You can have a life with everything, with no compromises, and harm nobody - if you’re accurate in taking what you want, and leave nothing unwanted behind afterwards. It’s skill, but there’s nothing neopuritan about it. At all. Quite the opposite, in fact, it can be quite indulgent.
The path we’ve chosen is a better one - we talk about it as a matter of desire - we’re done with conventional stories about right and wrong, about do without and do with less. No, what we need is deadly accurate desire.
If you want a hamburger, you want the experience of eating a hamburger.
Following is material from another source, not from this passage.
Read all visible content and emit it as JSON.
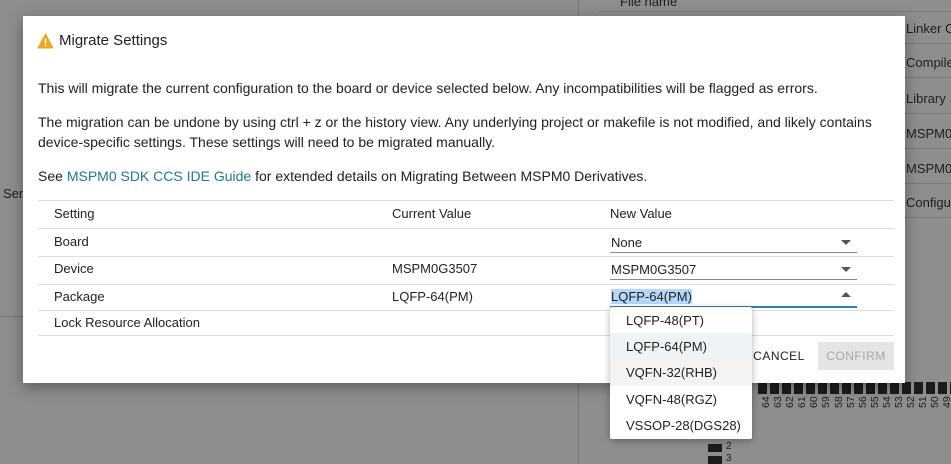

But you don’t want 4000 gallons of wasted water and 400 lbs of carbon or whatever the figures are (Cascio used to know.) Our society has hidden from us the true cost of our actions, but as computers and disaster-sharpened instinct restore our awareness, we have a simple path ahead of us: DO WHAT YOU WANT, AND NOTHING ELSE.
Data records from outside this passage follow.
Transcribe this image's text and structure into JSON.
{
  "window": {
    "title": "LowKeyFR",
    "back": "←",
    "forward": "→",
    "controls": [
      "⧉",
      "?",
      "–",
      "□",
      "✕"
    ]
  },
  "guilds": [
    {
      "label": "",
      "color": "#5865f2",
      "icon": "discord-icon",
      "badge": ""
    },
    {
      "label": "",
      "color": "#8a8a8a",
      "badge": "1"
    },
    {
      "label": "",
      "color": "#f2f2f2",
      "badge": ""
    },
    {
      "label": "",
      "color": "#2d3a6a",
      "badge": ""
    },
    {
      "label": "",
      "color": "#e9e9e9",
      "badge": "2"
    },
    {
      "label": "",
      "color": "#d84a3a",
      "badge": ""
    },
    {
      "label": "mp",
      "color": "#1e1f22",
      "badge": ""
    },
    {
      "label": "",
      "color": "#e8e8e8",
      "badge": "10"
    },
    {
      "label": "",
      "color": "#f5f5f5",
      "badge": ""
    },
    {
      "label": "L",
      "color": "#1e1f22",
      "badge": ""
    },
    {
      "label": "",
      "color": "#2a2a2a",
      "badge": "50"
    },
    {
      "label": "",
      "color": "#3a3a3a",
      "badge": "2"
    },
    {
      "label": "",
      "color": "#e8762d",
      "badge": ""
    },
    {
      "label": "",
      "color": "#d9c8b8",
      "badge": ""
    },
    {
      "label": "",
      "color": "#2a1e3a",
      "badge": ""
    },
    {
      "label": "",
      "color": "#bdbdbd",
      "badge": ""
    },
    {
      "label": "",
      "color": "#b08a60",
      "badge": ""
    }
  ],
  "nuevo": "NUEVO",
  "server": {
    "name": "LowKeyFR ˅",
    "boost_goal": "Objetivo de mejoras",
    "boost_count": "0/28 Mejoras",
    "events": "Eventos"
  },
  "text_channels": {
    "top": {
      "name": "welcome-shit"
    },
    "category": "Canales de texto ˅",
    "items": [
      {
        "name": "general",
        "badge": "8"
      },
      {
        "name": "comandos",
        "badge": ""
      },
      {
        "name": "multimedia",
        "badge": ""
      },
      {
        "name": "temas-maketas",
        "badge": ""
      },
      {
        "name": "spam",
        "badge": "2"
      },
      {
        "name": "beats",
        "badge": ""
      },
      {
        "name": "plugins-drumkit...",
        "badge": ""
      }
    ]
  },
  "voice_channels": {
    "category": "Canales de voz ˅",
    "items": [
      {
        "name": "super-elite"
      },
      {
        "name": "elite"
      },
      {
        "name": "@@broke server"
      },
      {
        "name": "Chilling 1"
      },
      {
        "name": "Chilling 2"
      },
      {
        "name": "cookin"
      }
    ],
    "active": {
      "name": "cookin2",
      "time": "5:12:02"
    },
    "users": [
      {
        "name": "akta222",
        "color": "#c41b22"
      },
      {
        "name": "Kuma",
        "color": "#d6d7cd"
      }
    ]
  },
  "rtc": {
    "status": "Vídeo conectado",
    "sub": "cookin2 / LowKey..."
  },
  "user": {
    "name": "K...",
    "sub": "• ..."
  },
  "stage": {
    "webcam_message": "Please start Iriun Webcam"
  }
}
I call this “side-effect free living.”
First, you make the invisible visible. Sterling’s Viridian Movement got that one spot on.
Then you deal with what you can now see. And that’s not about this kind of protestant denialism, this notion of envirosocial sin and sacrifice as the only fix, that’s neopuritanism’s worst excess - to take Christian religious values and apply them to the global environmental crisis.
No, what it’s about is getting smart. TAKE WHAT YOU WANT, AND NOTHING ELSE.
These are simple rules to live by if you try. Take what you want and nothing else we call the law of precise desire.
We owe it to each other to desire precisely right now. If we all take what we want, and nothing else - if we each take the experiences we want, but as far as possible leave or share the things, if we all give our utmost to those people who need us, we will have half of the problems of this planet licked by Wednesday.
So that’s my thought, Hector. I’m sorry you’re stuck in my huts, but I’m sure it’s better than nothing or you wouldn’t have built them. If I could have designed a folding palace, you can be sure I would have, and I’ve spent pushing seven years in them myself so… good luck on the food and medical care situation, mate, and consider talking to the folks in DCAR (the Democratic Central African Republic, our Refugee State for new readers who don’t know) about their preventative medicine agendas. Good research work going on down there. Their lives depend on it, so they look very alertly, notice everything, integrate patterns, train their brightest offspring early and generally make the best of very bad shows.
DCAR is our way forwards globally. The people down there can save us all if we will only listen to them.